La matanza de Tlatelolco, la noche que México lloró por sus estudiantes

El año 1968 estaba destinado a ser el de la gran presentación de México como el país del progreso. Después de ganar la batalla a Buenos Aires, Detroit y Lyon, las Olimpiadas iban a celebrarse por fin en la capital mexicana, y que su candidatura fuera la elegida suponía un gran reto: por primera vez en la Historia, una ciudad latinoamericana sería la encargada de organizar el acontecimiento deportivo más importante del mundo.

Jóvenes en el 44º aniversario de la matanza de Tlatelolco (2012). Foto: Getty.

Llevaba años preparándose para ello. Tras completarse el tramo mexicano de la carretera Panamericana e inaugurarse el Aeropuerto Internacional de la Ciudad de México, el país pensaba que estaba listo para dar su mejor imagen en el gran escaparate que suponían unos Juegos Olímpicos. Por eso se había organizado una ceremonia de inauguración espectacular con sorpresas como el encendido del pebetero olímpico, que por primera vez correría a cargo de una mujer, la atleta Enriqueta Basilio.

Sin embargo, diez días antes de la gran inauguración de los Juegos Olímpicos, una masacre tiñó de tragedia las calles de la capital. Los hechos ocurridos en la plaza de las Tres Culturas (o de Tlatelolco) hicieron que el año que debía haber sido el de la consagración de un país acabara siendo recordado como el de la matanza de Tlatelolco, el lugar donde la Historia de México cambió la tarde del 2 de octubre de 1968. 

El contexto de la tragedia

Las cuatro esquinas de la plaza de las Tres Culturas estaban ocupadas por soldados que vigilaban el mitin del movimiento estudiantil que se estaba celebrando aquella tarde. Todo transcurría con normalidad hasta que, poco después de las seis, comenzaron los disparos contra los estudiantes. Los allí reunidos se miraban unos a otros sin comprender qué pasaba e intentaban huir del lugar esquivando las balas. No todos lo lograron. Los cuerpos de los que murieron en el acto empezaron a amontonarse por todas partes mientras la plaza se teñía literalmente de sangre.

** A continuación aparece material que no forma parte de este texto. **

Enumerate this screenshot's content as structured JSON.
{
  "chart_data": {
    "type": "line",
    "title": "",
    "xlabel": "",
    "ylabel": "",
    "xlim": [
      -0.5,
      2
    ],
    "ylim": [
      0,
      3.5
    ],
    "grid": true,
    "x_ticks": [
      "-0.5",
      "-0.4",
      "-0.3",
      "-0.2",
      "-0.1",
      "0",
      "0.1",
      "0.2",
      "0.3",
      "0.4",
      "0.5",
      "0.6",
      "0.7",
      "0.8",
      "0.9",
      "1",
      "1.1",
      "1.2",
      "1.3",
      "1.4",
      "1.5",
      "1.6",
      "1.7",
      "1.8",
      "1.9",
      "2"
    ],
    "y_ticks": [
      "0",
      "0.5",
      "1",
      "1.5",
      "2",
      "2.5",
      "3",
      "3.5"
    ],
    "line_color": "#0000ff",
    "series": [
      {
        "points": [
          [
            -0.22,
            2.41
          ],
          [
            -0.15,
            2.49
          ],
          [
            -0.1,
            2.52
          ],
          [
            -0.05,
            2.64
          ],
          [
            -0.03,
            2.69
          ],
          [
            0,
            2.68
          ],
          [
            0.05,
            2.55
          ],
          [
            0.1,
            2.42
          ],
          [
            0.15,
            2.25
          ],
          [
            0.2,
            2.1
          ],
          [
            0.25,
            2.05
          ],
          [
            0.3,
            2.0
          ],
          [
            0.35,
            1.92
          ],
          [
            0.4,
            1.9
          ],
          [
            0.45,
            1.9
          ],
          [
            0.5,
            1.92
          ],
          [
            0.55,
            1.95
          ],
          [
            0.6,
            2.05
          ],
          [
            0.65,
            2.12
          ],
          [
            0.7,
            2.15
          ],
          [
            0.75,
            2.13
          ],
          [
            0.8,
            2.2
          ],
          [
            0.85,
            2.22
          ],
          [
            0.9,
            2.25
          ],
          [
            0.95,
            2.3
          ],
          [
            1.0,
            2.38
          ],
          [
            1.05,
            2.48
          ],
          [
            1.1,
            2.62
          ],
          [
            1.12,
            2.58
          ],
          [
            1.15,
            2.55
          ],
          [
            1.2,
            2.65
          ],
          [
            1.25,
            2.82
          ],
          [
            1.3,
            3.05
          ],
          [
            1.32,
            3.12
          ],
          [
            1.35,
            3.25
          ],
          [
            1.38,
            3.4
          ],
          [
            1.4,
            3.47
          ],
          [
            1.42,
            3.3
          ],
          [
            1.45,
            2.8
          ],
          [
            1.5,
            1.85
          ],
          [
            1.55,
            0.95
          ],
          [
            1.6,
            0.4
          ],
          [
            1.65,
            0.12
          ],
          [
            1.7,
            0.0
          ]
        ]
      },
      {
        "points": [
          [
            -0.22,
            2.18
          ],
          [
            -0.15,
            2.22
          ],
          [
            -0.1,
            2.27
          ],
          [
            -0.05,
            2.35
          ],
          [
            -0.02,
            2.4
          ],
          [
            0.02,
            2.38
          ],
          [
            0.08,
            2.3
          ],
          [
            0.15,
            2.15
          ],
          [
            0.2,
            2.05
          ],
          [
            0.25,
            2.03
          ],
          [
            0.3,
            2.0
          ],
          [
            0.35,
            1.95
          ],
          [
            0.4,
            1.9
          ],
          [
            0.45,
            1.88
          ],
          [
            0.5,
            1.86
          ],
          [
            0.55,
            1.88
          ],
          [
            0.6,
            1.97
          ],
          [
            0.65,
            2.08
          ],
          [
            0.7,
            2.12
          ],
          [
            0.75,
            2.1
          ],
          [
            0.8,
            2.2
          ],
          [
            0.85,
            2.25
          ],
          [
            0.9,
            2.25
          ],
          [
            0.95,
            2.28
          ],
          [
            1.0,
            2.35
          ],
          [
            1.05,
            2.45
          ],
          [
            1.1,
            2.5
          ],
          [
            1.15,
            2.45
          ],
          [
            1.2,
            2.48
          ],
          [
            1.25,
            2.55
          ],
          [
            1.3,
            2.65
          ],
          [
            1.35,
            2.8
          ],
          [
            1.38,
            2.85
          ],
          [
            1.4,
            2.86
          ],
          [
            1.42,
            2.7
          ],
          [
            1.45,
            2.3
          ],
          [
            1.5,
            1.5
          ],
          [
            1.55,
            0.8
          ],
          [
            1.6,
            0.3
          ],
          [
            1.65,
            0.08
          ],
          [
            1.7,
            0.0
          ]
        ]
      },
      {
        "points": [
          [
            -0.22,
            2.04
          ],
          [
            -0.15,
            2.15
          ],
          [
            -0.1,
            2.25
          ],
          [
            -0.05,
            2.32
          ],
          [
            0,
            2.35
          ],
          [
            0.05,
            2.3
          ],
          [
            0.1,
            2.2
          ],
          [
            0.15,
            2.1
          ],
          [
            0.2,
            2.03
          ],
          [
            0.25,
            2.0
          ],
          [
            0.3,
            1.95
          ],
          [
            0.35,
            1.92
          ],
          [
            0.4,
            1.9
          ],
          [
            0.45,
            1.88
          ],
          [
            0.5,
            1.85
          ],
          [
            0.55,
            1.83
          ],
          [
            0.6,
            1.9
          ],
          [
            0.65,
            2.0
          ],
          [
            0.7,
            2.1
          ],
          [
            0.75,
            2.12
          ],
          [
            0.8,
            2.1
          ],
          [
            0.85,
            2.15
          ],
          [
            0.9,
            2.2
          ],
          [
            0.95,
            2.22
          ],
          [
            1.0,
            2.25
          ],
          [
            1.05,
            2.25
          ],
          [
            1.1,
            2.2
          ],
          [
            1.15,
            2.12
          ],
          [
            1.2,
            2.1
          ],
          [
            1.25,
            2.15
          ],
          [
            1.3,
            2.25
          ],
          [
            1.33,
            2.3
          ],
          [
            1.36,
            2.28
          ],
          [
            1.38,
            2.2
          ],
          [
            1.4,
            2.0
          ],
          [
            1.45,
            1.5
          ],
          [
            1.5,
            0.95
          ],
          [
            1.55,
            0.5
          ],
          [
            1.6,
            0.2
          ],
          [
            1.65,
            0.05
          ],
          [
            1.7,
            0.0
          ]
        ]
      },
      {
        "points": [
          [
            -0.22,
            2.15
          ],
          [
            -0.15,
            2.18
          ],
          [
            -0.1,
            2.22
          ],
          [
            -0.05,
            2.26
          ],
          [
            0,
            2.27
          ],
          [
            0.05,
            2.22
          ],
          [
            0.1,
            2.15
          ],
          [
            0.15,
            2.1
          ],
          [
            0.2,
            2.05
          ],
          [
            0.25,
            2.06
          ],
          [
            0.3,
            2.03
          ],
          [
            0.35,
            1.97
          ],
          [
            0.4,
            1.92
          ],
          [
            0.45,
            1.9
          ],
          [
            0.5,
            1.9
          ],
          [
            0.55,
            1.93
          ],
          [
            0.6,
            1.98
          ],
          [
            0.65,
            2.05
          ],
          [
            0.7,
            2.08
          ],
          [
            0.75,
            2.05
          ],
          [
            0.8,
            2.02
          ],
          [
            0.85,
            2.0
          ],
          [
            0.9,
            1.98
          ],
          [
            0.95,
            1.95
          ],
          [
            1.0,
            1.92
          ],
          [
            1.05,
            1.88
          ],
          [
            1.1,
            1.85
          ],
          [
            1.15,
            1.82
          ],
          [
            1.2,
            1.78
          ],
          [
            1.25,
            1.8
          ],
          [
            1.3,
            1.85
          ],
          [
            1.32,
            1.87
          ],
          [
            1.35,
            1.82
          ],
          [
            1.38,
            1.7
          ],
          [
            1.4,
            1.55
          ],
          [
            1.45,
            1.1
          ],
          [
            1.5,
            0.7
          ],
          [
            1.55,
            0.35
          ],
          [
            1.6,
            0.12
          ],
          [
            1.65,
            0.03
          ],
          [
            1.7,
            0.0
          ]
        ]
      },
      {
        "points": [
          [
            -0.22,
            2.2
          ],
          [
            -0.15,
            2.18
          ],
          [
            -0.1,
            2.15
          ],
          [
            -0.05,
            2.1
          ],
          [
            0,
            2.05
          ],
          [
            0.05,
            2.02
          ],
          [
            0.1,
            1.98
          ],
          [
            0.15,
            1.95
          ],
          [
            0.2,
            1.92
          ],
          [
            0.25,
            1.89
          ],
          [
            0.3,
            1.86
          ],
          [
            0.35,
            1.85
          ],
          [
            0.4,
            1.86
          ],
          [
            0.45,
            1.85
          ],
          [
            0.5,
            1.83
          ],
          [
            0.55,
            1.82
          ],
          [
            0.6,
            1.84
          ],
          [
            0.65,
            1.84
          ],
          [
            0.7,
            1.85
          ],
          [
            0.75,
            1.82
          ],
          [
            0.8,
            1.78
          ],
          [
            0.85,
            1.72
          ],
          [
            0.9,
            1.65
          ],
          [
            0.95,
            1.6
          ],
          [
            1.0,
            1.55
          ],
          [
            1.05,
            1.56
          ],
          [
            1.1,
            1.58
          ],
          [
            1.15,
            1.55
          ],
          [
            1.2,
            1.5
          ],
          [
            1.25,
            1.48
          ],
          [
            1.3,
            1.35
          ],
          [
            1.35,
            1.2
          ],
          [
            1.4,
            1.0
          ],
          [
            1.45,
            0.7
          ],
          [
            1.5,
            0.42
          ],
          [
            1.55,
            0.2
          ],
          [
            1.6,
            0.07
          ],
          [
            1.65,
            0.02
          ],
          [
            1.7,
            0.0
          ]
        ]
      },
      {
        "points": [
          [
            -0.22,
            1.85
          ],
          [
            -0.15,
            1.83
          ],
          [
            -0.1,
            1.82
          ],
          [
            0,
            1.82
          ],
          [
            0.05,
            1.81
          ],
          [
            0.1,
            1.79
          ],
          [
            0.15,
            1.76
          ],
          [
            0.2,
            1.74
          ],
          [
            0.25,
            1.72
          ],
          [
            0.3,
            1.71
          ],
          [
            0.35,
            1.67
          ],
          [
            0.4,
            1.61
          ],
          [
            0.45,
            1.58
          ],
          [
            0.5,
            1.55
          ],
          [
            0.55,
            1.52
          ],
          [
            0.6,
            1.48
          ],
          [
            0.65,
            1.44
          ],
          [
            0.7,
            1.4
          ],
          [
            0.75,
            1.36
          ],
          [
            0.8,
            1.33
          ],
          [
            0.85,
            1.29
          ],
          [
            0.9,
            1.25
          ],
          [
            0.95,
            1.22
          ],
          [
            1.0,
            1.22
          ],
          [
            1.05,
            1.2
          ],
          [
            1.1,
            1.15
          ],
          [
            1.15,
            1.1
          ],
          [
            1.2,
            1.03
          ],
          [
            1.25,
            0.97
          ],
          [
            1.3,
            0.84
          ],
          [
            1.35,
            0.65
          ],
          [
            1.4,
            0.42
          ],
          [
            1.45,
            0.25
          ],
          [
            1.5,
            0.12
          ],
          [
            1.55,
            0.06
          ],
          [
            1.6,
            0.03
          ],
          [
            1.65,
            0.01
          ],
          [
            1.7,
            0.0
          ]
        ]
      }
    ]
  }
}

El llamado Batallón Olimpia y el Ejército (en la imagen) se coordinaron para tirotear a los asistentes a la movilización. Foto: Associated Press.

A pesar de lo que ocurrió aquella tarde, la jornada del 2 de octubre no era una de las que se preveían violentas. Los dirigentes del Consejo Nacional de Huelga –el movimiento estudiantil que aquel verano había comenzado a pedir más libertad y menos autoritarismo por parte del Estado– habían convocado un mitin. Sin embargo, no era uno de los más multitudinarios. Se calcula que no habría más de 15.000 estudiantes, una cifra pequeña en comparación con las manifestaciones que habían llegado a reunir hasta a 200.000 jóvenes en la plaza del Zócalo.

Y, según testigos de lo sucedido, en las horas previas tampoco se respiraba la tensión de otras convocatorias. El día anterior, el Ejército se había retirado de la Universidad Nacional Autónoma de México (UNAM), y esa misma mañana, una delegación del Consejo Nacional de Huelga se había entrevistado con dos representantes del gobierno de la República, Andrés Caso y Jorge de la Vega Domínguez.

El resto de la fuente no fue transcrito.